Page 331 - Law and the Media
P. 331
Law and the Media
Predictably, defamation actions that involve commercial entities as the pursuer have yielded
the highest awards. In Capital Life v Sunday Mail (1979) the Capital Life Assurance
Company was awarded £327 000 excluding interest and ‘expenses’, in other words costs, in
respect of a defamatory statement that they had engaged in unlawful business practices.
However, even without such features awards have been increasing at what is a worrying rate
for the media. In Baigent v BBC (1999) a total award of £186 000 was made to five family
members who ran a nursing home in Lanarkshire in the wake of a documentary saying that
the elderly residents were poorly treated. In Wray v Associated Newspapers and Another
(2000) the MP Jimmy Wray was awarded damages of £60 000 after a newspaper reported his
former wife’s claims that he had physically abused her. The judge conceded that the figure
chosen was ‘instinctive’. In contrast, Anton Gecas unsuccessfully sued Scottish Television in
1992 in respect of a programme that alleged he was involved with the death squad
extermination of Jewish civilians. The court said that if it had found in Gecas’s favour it
would have awarded £20 000 in respect of the allegations.

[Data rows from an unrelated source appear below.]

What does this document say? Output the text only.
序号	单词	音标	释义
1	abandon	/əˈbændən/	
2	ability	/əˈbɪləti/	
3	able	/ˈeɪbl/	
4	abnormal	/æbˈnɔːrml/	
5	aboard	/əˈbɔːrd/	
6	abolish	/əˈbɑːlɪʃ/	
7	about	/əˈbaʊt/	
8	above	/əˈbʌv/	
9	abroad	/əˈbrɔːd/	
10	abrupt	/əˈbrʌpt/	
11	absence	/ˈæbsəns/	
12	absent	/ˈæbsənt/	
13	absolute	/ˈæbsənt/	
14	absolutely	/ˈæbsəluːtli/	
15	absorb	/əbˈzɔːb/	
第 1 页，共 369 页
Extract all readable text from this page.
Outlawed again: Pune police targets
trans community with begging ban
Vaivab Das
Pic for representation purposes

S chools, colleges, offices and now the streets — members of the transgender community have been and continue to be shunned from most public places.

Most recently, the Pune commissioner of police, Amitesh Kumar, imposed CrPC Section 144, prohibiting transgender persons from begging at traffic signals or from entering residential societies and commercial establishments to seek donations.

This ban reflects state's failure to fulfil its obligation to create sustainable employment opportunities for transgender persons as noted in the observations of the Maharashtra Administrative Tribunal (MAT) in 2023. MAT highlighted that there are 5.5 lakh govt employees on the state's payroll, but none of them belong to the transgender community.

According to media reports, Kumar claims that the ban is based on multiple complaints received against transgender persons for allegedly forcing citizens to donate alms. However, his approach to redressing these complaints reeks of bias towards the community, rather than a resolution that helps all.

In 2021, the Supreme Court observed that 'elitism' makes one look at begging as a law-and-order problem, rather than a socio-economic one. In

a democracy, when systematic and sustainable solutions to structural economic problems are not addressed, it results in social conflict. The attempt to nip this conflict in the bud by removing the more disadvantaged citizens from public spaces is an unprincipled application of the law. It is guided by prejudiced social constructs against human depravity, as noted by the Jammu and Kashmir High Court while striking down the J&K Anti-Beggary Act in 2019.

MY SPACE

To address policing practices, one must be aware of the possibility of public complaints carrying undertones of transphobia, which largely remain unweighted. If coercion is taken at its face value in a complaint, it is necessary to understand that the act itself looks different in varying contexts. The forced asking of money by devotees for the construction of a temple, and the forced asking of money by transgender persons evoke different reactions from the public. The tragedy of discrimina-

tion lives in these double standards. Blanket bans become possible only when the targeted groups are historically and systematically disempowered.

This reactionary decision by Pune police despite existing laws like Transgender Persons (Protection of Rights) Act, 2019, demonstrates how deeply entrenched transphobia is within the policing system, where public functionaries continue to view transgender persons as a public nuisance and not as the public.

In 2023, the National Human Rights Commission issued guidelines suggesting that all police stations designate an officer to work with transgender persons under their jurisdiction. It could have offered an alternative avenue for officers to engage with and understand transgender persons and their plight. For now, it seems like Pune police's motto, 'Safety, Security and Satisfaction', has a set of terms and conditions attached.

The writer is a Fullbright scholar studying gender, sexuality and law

Awards of damages at these levels, whether granted by judge or jury, have proved resistant
to appeal.
20.3 Reporting restrictions
20.3.1 Defamation
Since the introduction of the Defamation Act 1996, fair and accurate contemporaneous
reporting of a public court of justice in Scotland is granted absolute privilege for the purposes
of defamation actions.
Such reports need not be full:
There is no duty on a reporter in a report of a law suit to make his report
exhaustive, it is . . . sufficient if the reporter gives the result of the litigation truly
and correctly.
(Duncan v Associated Newspapers (1929))
However, the report must give equal prominence to both sides (Wright and Greig v Outram
(1890)).
The publisher has the onus of proof as to whether the report is fair and accurate (Hope v
Outram (1909)).
In Cunningham v Scotsman Publications (1987) the court held that privilege applies to
documents ‘referred to and founded upon before the court with a view to advancing a
submission which is being made’, even if the whole document is not read.